Allocutions

      

Allez à Jésus en vous oubliant vous-mêmes

Allocution du 20 décembre 1895
pour la profession des Pères Peychaud, Ozanam, Letellier

Mes chers amis, quand le bon Dieu veut agir, il fait les choses tout différemment que ne le fait l'esprit des hommes. Il faut vous convaincre de cette vérité, avant d'entreprendre d'être religieux. Notre-Seigneur est venu au monde dans l'époque la plus glorieuse du règne de l'empereur Auguste. Les aigles romaines étaient victorieuses de toutes parts. L'Empire Romain avait subjugué le monde. Le gouvernement romain était représenté en Judée par des hommes qui n'étaient point sans valeur. Il y avait des savants, des hommes habiles, des hommes influents, des hommes riches et puissants. Et voilà que dans un pays perdu, au milieu des rochers, dans une misérable étable qui servait aux bergers pour y abriter leurs troupeaux pendant la pluie et le mauvais temps, voilà qu'au milieu de la nuit, dans le silence et l'obscurité, naît un petit enfant.

Qu'est-ce que ce petit enfant en regard de l'univers, en face de la puissance romaine, au milieu de tant de gens d'influence et d'action? Il n’est rien. Il passe inaperçu. Et pourtant, il est le Sauveur! Qu'est-ce qu'est devenu l'Empire Romain? Il n'en reste plus que des souvenirs. Et le petit enfant, il est partout aujourd'hui: il règne sur les intelligences et les cœurs.
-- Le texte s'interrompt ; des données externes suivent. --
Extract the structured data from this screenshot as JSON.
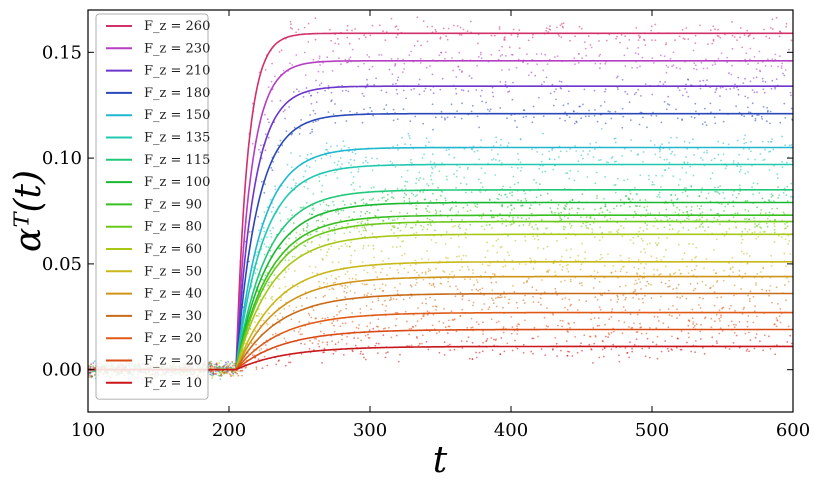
{
  "chart_data": {
    "type": "scatter",
    "title": "",
    "xlabel": "t",
    "ylabel": "αᵀ(t)",
    "xlim": [
      100,
      600
    ],
    "ylim": [
      -0.02,
      0.17
    ],
    "xticks": [
      "100",
      "200",
      "300",
      "400",
      "500",
      "600"
    ],
    "yticks": [
      "0.00",
      "0.05",
      "0.10",
      "0.15"
    ],
    "grid": false,
    "legend_position": "top-left",
    "onset_t": 205,
    "noise_amplitude": 0.01,
    "series": [
      {
        "name": "F_z = 260",
        "plateau": 0.159,
        "color": "#d1306a"
      },
      {
        "name": "F_z = 230",
        "plateau": 0.146,
        "color": "#b53ec2"
      },
      {
        "name": "F_z = 210",
        "plateau": 0.134,
        "color": "#6c35cc"
      },
      {
        "name": "F_z = 180",
        "plateau": 0.121,
        "color": "#2a48b8"
      },
      {
        "name": "F_z = 150",
        "plateau": 0.105,
        "color": "#20b8d0"
      },
      {
        "name": "F_z = 135",
        "plateau": 0.097,
        "color": "#20c8b0"
      },
      {
        "name": "F_z = 115",
        "plateau": 0.085,
        "color": "#22c87a"
      },
      {
        "name": "F_z = 100",
        "plateau": 0.079,
        "color": "#18b830"
      },
      {
        "name": "F_z = 90",
        "plateau": 0.073,
        "color": "#38c020"
      },
      {
        "name": "F_z = 80",
        "plateau": 0.07,
        "color": "#6ac818"
      },
      {
        "name": "F_z = 60",
        "plateau": 0.064,
        "color": "#a8c818"
      },
      {
        "name": "F_z = 50",
        "plateau": 0.051,
        "color": "#c8b818"
      },
      {
        "name": "F_z = 40",
        "plateau": 0.044,
        "color": "#d09418"
      },
      {
        "name": "F_z = 30",
        "plateau": 0.036,
        "color": "#c86a18"
      },
      {
        "name": "F_z = 20",
        "plateau": 0.027,
        "color": "#e05a18"
      },
      {
        "name": "F_z = 20",
        "plateau": 0.019,
        "color": "#d84a12"
      },
      {
        "name": "F_z = 10",
        "plateau": 0.011,
        "color": "#c8161a"
      }
    ]
  }
}
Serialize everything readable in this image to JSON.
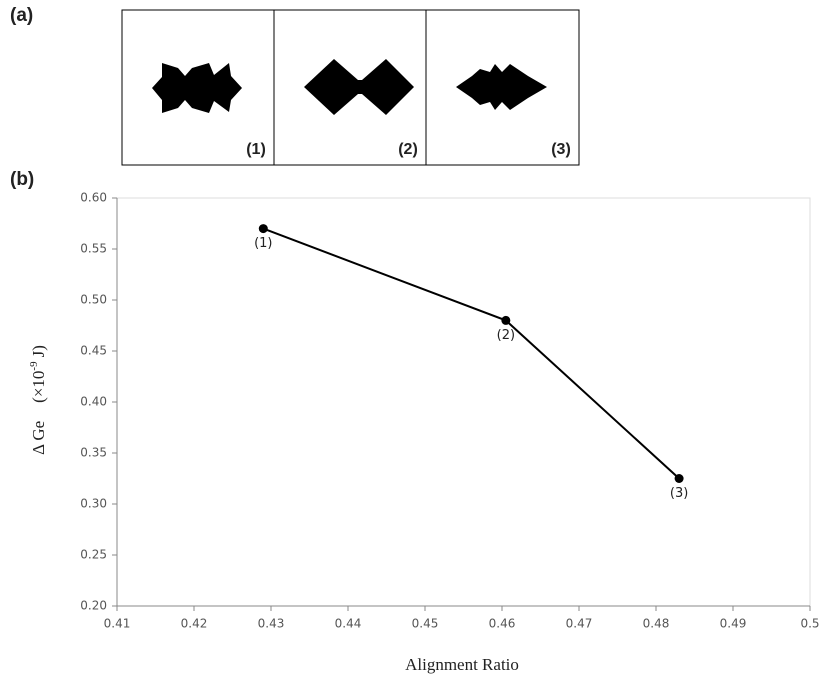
{
  "panel_a": {
    "label": "(a)",
    "images": [
      "(1)",
      "(2)",
      "(3)"
    ]
  },
  "panel_b_label": "(b)",
  "chart_data": {
    "type": "line",
    "x_label": "Alignment Ratio",
    "y_label": {
      "symbol": "Δ Ge",
      "unit_prefix": "(×10",
      "unit_exponent": "-9",
      "unit_suffix": "J)"
    },
    "x": [
      0.429,
      0.4605,
      0.483
    ],
    "values": [
      0.57,
      0.48,
      0.325
    ],
    "point_labels": [
      "(1)",
      "(2)",
      "(3)"
    ],
    "color": "#000000",
    "xlim": [
      0.41,
      0.5
    ],
    "xticks": [
      0.41,
      0.42,
      0.43,
      0.44,
      0.45,
      0.46,
      0.47,
      0.48,
      0.49,
      0.5
    ],
    "ylim": [
      0.2,
      0.6
    ],
    "yticks": [
      {
        "value": 0.2,
        "label": "0.20"
      },
      0.25,
      {
        "value": 0.3,
        "label": "0.30"
      },
      0.35,
      {
        "value": 0.4,
        "label": "0.40"
      },
      0.45,
      {
        "value": 0.5,
        "label": "0.50"
      },
      0.55,
      {
        "value": 0.6,
        "label": "0.60"
      }
    ]
  }
}
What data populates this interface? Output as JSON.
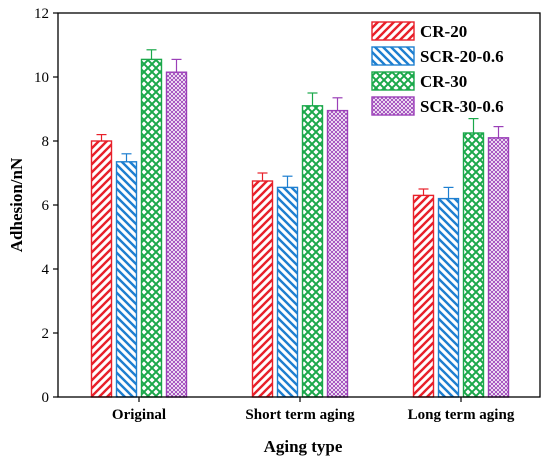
{
  "chart_data": {
    "type": "bar",
    "xlabel": "Aging type",
    "ylabel": "Adhesion/nN",
    "ylim": [
      0,
      12
    ],
    "yticks": [
      0,
      2,
      4,
      6,
      8,
      10,
      12
    ],
    "grid": false,
    "legend_position": "top-right",
    "categories": [
      "Original",
      "Short term aging",
      "Long term aging"
    ],
    "series": [
      {
        "name": "CR-20",
        "color": "#e8202a",
        "pattern": "diagonal-up",
        "values": [
          8.0,
          6.75,
          6.3
        ],
        "errors": [
          0.2,
          0.25,
          0.2
        ]
      },
      {
        "name": "SCR-20-0.6",
        "color": "#1e7fd0",
        "pattern": "diagonal-down",
        "values": [
          7.35,
          6.55,
          6.2
        ],
        "errors": [
          0.25,
          0.35,
          0.35
        ]
      },
      {
        "name": "CR-30",
        "color": "#1aa84a",
        "pattern": "crosshatch",
        "values": [
          10.55,
          9.1,
          8.25
        ],
        "errors": [
          0.3,
          0.4,
          0.45
        ]
      },
      {
        "name": "SCR-30-0.6",
        "color": "#9b3fb8",
        "pattern": "fine-check",
        "values": [
          10.15,
          8.95,
          8.1
        ],
        "errors": [
          0.4,
          0.4,
          0.35
        ]
      }
    ]
  }
}
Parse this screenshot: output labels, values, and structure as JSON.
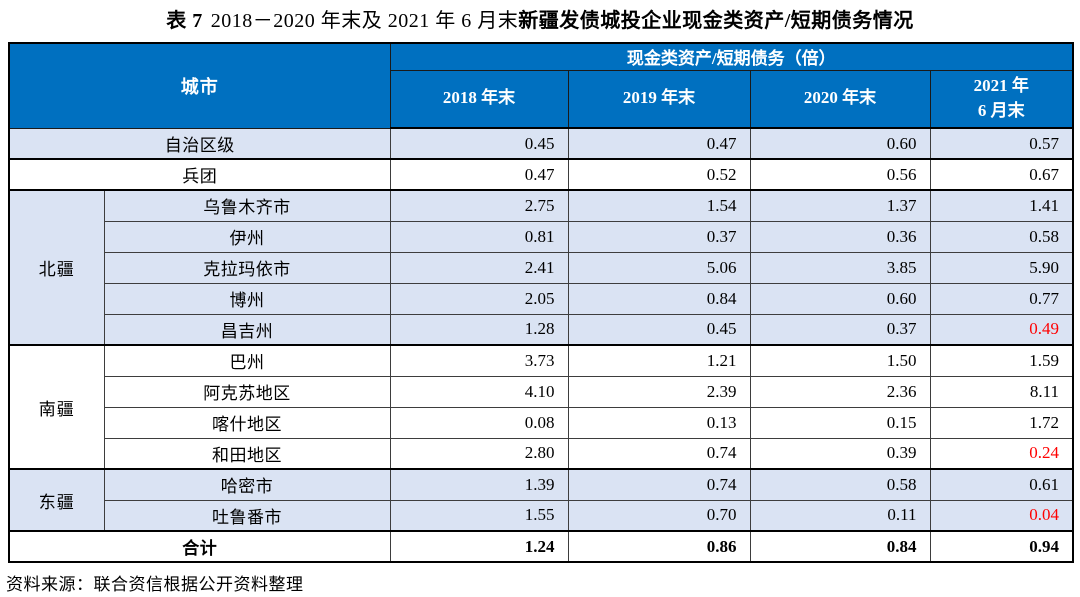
{
  "title": {
    "prefix": "表 7",
    "period": "2018－2020 年末及 2021 年 6 月末",
    "subject": "新疆发债城投企业现金类资产/短期债务情况"
  },
  "table": {
    "columns": {
      "city": "城市",
      "metric_group": "现金类资产/短期债务（倍）",
      "periods": [
        "2018 年末",
        "2019 年末",
        "2020 年末",
        "2021 年\n6 月末"
      ]
    },
    "sections": [
      {
        "kind": "single",
        "label": "自治区级",
        "shaded": true,
        "values": [
          "0.45",
          "0.47",
          "0.60",
          "0.57"
        ],
        "red": []
      },
      {
        "kind": "single",
        "label": "兵团",
        "shaded": false,
        "values": [
          "0.47",
          "0.52",
          "0.56",
          "0.67"
        ],
        "red": []
      },
      {
        "kind": "group",
        "label": "北疆",
        "shaded": true,
        "rows": [
          {
            "city": "乌鲁木齐市",
            "values": [
              "2.75",
              "1.54",
              "1.37",
              "1.41"
            ],
            "red": []
          },
          {
            "city": "伊州",
            "values": [
              "0.81",
              "0.37",
              "0.36",
              "0.58"
            ],
            "red": []
          },
          {
            "city": "克拉玛依市",
            "values": [
              "2.41",
              "5.06",
              "3.85",
              "5.90"
            ],
            "red": []
          },
          {
            "city": "博州",
            "values": [
              "2.05",
              "0.84",
              "0.60",
              "0.77"
            ],
            "red": []
          },
          {
            "city": "昌吉州",
            "values": [
              "1.28",
              "0.45",
              "0.37",
              "0.49"
            ],
            "red": [
              3
            ]
          }
        ]
      },
      {
        "kind": "group",
        "label": "南疆",
        "shaded": false,
        "rows": [
          {
            "city": "巴州",
            "values": [
              "3.73",
              "1.21",
              "1.50",
              "1.59"
            ],
            "red": []
          },
          {
            "city": "阿克苏地区",
            "values": [
              "4.10",
              "2.39",
              "2.36",
              "8.11"
            ],
            "red": []
          },
          {
            "city": "喀什地区",
            "values": [
              "0.08",
              "0.13",
              "0.15",
              "1.72"
            ],
            "red": []
          },
          {
            "city": "和田地区",
            "values": [
              "2.80",
              "0.74",
              "0.39",
              "0.24"
            ],
            "red": [
              3
            ]
          }
        ]
      },
      {
        "kind": "group",
        "label": "东疆",
        "shaded": true,
        "rows": [
          {
            "city": "哈密市",
            "values": [
              "1.39",
              "0.74",
              "0.58",
              "0.61"
            ],
            "red": []
          },
          {
            "city": "吐鲁番市",
            "values": [
              "1.55",
              "0.70",
              "0.11",
              "0.04"
            ],
            "red": [
              3
            ]
          }
        ]
      },
      {
        "kind": "total",
        "label": "合计",
        "shaded": false,
        "values": [
          "1.24",
          "0.86",
          "0.84",
          "0.94"
        ],
        "red": []
      }
    ]
  },
  "footer": {
    "source": "资料来源：联合资信根据公开资料整理"
  },
  "colors": {
    "header_bg": "#0070C0",
    "header_text": "#FFFFFF",
    "shaded_row_bg": "#DAE3F3",
    "highlight_red": "#FF0000",
    "border": "#000000"
  }
}
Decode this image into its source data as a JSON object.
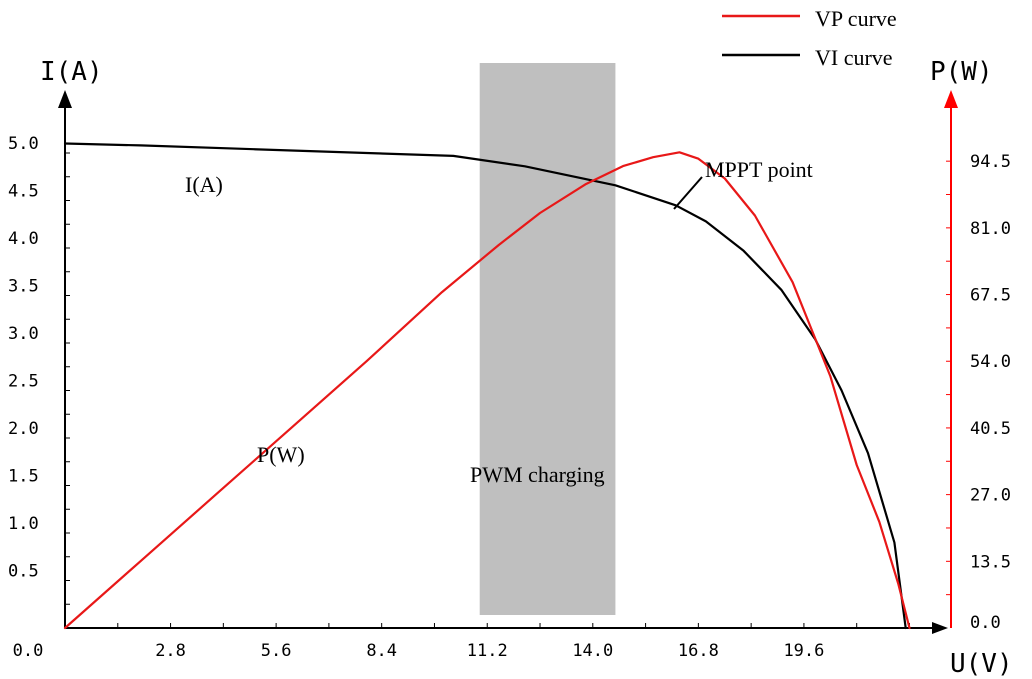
{
  "chart_data": {
    "type": "line",
    "left_axis_title": "I(A)",
    "right_axis_title": "P(W)",
    "x_axis_title": "U(V)",
    "x_ticks": [
      "0.0",
      "2.8",
      "5.6",
      "8.4",
      "11.2",
      "14.0",
      "16.8",
      "19.6"
    ],
    "y_left_ticks": [
      "0.5",
      "1.0",
      "1.5",
      "2.0",
      "2.5",
      "3.0",
      "3.5",
      "4.0",
      "4.5",
      "5.0"
    ],
    "y_right_ticks": [
      "0.0",
      "13.5",
      "27.0",
      "40.5",
      "54.0",
      "67.5",
      "81.0",
      "94.5"
    ],
    "xlim": [
      0,
      23.2
    ],
    "ylim_left": [
      0,
      5.1
    ],
    "ylim_right": [
      0,
      95
    ],
    "legend": [
      {
        "name": "VP curve",
        "color": "#e81818"
      },
      {
        "name": "VI curve",
        "color": "#000000"
      }
    ],
    "legend_position": "top-right",
    "annotations": {
      "current_label": "I(A)",
      "power_label": "P(W)",
      "mppt_label": "MPPT point",
      "pwm_label": "PWM charging"
    },
    "pwm_region": {
      "x_start": 11.0,
      "x_end": 14.6
    },
    "series": [
      {
        "name": "VI curve",
        "axis": "left",
        "color": "#000000",
        "x": [
          0.0,
          2.0,
          5.0,
          8.0,
          10.3,
          12.2,
          14.6,
          16.2,
          17.0,
          18.0,
          19.0,
          19.9,
          20.6,
          21.3,
          22.0,
          22.3
        ],
        "y": [
          5.1,
          5.08,
          5.04,
          5.0,
          4.97,
          4.86,
          4.66,
          4.45,
          4.28,
          3.97,
          3.56,
          3.04,
          2.5,
          1.84,
          0.9,
          0.0
        ]
      },
      {
        "name": "VP curve",
        "axis": "right",
        "color": "#e81818",
        "x": [
          0.0,
          2.0,
          4.0,
          6.0,
          8.0,
          10.0,
          11.5,
          12.6,
          13.8,
          14.8,
          15.6,
          16.3,
          16.8,
          17.5,
          18.3,
          19.3,
          20.3,
          21.0,
          21.6,
          22.1,
          22.4
        ],
        "y": [
          0.0,
          13.5,
          27.0,
          40.5,
          54.0,
          68.0,
          77.5,
          84.0,
          89.8,
          93.5,
          95.3,
          96.3,
          95.0,
          91.0,
          83.5,
          70.0,
          51.0,
          33.0,
          21.5,
          9.0,
          0.0
        ]
      }
    ]
  }
}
Son œuvre s'appelle l'Eglise. Voilà le mystère de Noël, le mystère de Jésus-Christ tout entier. Des moyens humains, des ressources humaines, il n'en fait aucun cas. Toute la toute puissance divine qui agit à travers son infirmité humaine a seule tout accompli.

Le mystère de l'Eglise, l'œuvre de l'Homme-Dieu est tout semblable, et n'est que la continuation du mystère de Jésus-Christ. L'Eglise règne sur le monde, en dépit de l'absence de tous les moyens humains et malgré toutes les ressources humaines liguées contre elle. Mais l'Eglise a perdu sa force, direz-vous, elle n'est plus maîtresse comme au Moyen-âge, elle ne remporte plus de victoires, on n'obéit plus à ses lois. C'est une erreur profonde! D'abord l'Eglise n'a jamais été vaincue. Quand l'Eglise devrait combattre contre toutes les puissances de la terre, quand elle devrait soutenir une lutte acharnée contre toutes les armées conjurées de ses ennemis, quand le monde entier se soulèverait contre elle, elle soutiendrait le combat, et elle le soutiendrait glorieusement et victorieusement. C'est un peu l'histoire de l'heure actuelle. Et aujourd'hui, malgré les clameurs de ses ennemis, ne voyez-vous pas malgré tout quelle est sa puissance morale, à nulle autre pareille? Et ce qu'elle fait, nul ne peut le faire, et ce qu'elle dit, nul ne peut le dire.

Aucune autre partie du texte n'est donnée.